BUILDING RESILIENT COMMUNITY-MANAGED SEED SYSTEM TOWARDS
CLIMATE CHANGE ADAPTATION
Implemented in the Philippines and Cambodia from July 2013 up to June 2015, the Building Resilient Community-Managed Seed Systems Towards Climate Change Adaptation project aimed to empower farming communities by building their capacities to manage crop genetic diversity and local seed systems for adaptation to changing climatic conditions. To attain this goal, disadvantaged farmers were organized to gain social and political empowerment, actively assert their rights and interests and establish resilience to climate change
The general objective was to strengthen local seed systems in all aspects, namely, plant genetic resources (PGR) conservation and distribution, variety development and seed production, and delivery for climate change adaptation.
The specific objectives were:
To provide men and women farmers with knowledge and skills that will enable them to adapt to the impacts of climatic change;
To establish resilient farms, through conservation and development of agricultural biodiversity, that will contribute to food security;
To facilitate ongoing learning of national research and extension systems to strengthen their support roles in community-managed seed systems; and
To affect policies towards the recognition of the rights of men and women farmers over local seed systems and support of their participation in policy formulation and inclusion of their working methods/approaches as part of national climate change adaptation and sustainable development strategies.
The two-year project made significant contributions towards the empowerment of farming communities and built the capacities of men and women farmers to manage the genetic diversity of their staple crop — rice. More importantly, the project contributed to strengthening local seed systems for the crop to increase communities’ adaptation to changing climatic conditions.

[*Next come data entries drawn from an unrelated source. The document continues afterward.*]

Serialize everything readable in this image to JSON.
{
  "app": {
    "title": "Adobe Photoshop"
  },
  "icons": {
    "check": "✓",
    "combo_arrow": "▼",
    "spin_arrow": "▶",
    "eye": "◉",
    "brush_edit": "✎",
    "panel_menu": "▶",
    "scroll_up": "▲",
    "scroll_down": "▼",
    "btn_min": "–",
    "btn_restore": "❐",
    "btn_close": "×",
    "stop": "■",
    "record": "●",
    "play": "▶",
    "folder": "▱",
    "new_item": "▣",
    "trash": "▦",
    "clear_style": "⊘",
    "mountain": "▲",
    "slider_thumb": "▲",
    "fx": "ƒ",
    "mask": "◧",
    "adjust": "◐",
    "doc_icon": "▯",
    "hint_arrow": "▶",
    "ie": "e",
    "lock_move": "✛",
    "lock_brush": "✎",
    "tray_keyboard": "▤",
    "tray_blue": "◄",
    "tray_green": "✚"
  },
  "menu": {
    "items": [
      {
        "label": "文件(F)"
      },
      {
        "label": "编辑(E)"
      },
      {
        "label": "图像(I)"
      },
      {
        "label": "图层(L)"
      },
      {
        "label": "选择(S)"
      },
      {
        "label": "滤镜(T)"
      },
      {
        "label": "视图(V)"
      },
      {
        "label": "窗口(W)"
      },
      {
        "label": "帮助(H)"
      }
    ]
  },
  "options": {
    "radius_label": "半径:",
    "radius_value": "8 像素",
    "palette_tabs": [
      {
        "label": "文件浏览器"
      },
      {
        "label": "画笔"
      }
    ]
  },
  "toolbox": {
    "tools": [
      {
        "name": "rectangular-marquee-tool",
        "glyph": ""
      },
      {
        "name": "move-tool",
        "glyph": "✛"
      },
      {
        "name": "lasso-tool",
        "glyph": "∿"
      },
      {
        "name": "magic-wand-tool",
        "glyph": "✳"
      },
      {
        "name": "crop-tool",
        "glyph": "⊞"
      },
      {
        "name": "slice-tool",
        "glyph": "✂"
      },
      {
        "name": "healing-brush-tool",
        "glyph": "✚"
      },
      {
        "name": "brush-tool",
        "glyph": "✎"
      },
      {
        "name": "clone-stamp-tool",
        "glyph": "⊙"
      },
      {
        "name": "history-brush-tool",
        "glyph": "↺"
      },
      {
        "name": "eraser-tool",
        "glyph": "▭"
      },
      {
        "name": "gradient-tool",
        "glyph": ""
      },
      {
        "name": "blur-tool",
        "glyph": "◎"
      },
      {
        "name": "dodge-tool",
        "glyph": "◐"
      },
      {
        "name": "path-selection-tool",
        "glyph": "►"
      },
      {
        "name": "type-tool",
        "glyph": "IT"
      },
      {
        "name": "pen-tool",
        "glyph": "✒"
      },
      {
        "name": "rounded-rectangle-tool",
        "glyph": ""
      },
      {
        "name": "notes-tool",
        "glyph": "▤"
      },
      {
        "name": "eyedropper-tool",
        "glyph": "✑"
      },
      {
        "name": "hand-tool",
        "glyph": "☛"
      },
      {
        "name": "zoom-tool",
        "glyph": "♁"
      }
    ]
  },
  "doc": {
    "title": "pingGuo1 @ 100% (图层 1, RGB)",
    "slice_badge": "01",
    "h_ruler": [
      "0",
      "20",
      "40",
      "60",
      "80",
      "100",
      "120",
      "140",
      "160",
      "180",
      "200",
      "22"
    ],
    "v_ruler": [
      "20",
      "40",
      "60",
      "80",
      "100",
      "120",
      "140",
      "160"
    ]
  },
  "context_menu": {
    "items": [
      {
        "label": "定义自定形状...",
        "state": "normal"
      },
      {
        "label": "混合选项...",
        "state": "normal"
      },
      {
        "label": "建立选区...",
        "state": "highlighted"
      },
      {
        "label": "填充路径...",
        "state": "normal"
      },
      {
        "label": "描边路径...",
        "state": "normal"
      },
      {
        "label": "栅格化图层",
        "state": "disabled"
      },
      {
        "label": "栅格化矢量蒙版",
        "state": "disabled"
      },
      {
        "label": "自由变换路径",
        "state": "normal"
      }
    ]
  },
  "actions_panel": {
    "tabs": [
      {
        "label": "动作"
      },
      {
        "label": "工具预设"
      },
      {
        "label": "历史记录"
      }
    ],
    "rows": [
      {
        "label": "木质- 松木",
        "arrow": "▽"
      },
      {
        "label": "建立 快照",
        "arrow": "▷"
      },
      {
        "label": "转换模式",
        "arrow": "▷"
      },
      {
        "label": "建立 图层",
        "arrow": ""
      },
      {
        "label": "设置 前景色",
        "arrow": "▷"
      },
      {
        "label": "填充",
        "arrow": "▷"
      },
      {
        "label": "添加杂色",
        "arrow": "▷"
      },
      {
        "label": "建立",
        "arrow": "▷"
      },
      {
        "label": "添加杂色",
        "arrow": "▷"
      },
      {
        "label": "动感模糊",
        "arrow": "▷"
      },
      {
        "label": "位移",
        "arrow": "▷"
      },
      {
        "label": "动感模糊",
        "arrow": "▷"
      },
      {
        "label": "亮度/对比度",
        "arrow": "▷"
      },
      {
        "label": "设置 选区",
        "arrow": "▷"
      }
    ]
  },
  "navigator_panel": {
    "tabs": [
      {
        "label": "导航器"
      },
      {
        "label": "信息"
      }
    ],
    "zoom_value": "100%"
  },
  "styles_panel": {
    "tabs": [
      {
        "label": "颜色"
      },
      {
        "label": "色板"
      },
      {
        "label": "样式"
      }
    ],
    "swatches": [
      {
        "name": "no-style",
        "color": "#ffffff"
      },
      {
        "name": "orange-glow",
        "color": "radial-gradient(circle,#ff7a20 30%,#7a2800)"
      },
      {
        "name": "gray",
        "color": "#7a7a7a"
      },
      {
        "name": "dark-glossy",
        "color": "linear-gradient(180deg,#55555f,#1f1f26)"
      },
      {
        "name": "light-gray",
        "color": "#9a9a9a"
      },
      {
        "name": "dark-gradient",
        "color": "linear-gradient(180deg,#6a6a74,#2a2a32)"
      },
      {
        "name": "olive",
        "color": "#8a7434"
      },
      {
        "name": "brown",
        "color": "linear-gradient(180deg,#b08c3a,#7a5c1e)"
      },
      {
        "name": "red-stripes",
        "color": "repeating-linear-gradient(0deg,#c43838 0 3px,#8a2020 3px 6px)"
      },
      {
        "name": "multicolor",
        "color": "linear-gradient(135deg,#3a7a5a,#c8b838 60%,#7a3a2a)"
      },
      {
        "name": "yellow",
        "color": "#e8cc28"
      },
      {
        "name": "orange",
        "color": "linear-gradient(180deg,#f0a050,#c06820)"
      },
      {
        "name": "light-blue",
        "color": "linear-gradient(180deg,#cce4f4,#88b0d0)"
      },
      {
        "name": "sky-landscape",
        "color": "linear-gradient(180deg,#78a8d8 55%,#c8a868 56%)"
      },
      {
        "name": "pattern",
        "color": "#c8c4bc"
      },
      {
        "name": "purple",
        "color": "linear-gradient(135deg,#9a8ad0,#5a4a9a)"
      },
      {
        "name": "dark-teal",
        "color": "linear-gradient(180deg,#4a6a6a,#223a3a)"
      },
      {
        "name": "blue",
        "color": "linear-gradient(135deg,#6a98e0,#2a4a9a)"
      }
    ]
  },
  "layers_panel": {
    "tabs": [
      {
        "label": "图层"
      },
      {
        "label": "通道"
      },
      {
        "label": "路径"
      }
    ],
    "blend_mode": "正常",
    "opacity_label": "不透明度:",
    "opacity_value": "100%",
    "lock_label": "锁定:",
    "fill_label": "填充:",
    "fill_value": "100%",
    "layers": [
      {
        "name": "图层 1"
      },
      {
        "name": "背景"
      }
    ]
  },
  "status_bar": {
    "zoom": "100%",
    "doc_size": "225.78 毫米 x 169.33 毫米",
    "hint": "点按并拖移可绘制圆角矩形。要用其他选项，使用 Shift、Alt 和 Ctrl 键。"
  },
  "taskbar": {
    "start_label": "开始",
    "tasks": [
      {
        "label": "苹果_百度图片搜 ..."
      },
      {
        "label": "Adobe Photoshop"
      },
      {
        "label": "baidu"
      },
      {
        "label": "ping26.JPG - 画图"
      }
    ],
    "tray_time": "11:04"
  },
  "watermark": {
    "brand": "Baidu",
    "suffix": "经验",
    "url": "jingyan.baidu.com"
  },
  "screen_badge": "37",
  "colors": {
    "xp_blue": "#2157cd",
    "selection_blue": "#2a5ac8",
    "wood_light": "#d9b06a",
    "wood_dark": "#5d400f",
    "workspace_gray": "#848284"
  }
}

A. Farmers Increased Capacity to Adapt to the Impacts of Climate Change
Through farmers field school (FFS), farmers in the project communities came up with several climate change adaptation strategies. Cambodian farmers adapted to CC by selecting and planting short maturing variety/ies for them to still be able to plant for two cropping seasons even if there have been threats of drought. In the upland areas of the Philippines, farmers began to make rice terraces, especially in areas that are prone to erosion. In farms near the coasts where salt-water intrusion is a problem, farmers discovered, during the PVS trials in the FFS, a variety adapted to the saline conditions of their soils.
At the end of the project, a combined total of 55 FFS for the two countries were implemented—22 in the Philippines and 33 in Cambodia.
B. Contribute towards Establishment of Resilient Farms
An important factor in achieving resilience to climate change is farmers’ access to and control over their seeds. By the end of the project, more than 50 rice selections were determined to be useful for extreme climate conditions—especially drought and salt water-intrusion which were the most glaring conditions hounding the communities of the two countries. These genetic resources will prove invaluable for many farmers over time. More than 3,000 farming families have enhanced accessed to good quality seeds through seed exchanges, institutionalized during Farmers Field Days held as FFS culminating activity.
Farmers also saw the importance of establishing their own Community Seed Banks in order for them to withstand events that may threaten their crops and still be able to plant again because they have kept surplus amount of seeds exactly for these situations.
C. Support Institutional Capacity Building of National Research and Extension Personnel
Agricultural extension workers (AEWs) and/or agricultural technologists (ATs), being the front liners in the delivery of government services to the agriculture sector in both Cambodia and the Philippines, were enlisted as community facilitators for the project.
And since Participatory Plant Breeding is relatively new to them, the project saw it fit to strengthen the capacity of the AEWs and ATs as project partners. As FFS facilitators, they underwent 10-day Training of Trainers, which focused on PPB, PVS, Line Selection and Seed Rehabilitation.
D. Policy and Institutional Changes for the Recognition of Farmers' Rights
More than and on top of the above accomplishments, the project has effectively influenced policy and institutional changes, particularly on farmers’ rights and the adoption of participatory plant breeding as part of the local government programs in the project sites in both countries.
All the project sites in both countries gained an overwhelming support from all the Local Government Units (LGUs) involved from the commune/barangay level, to the district/municipal level and up to the city and or provincial level. On the part of LGUs, the partnership with the project was seen as opportunity to get farmers to empower themselves over the control and access to seeds in the light of climate change woes.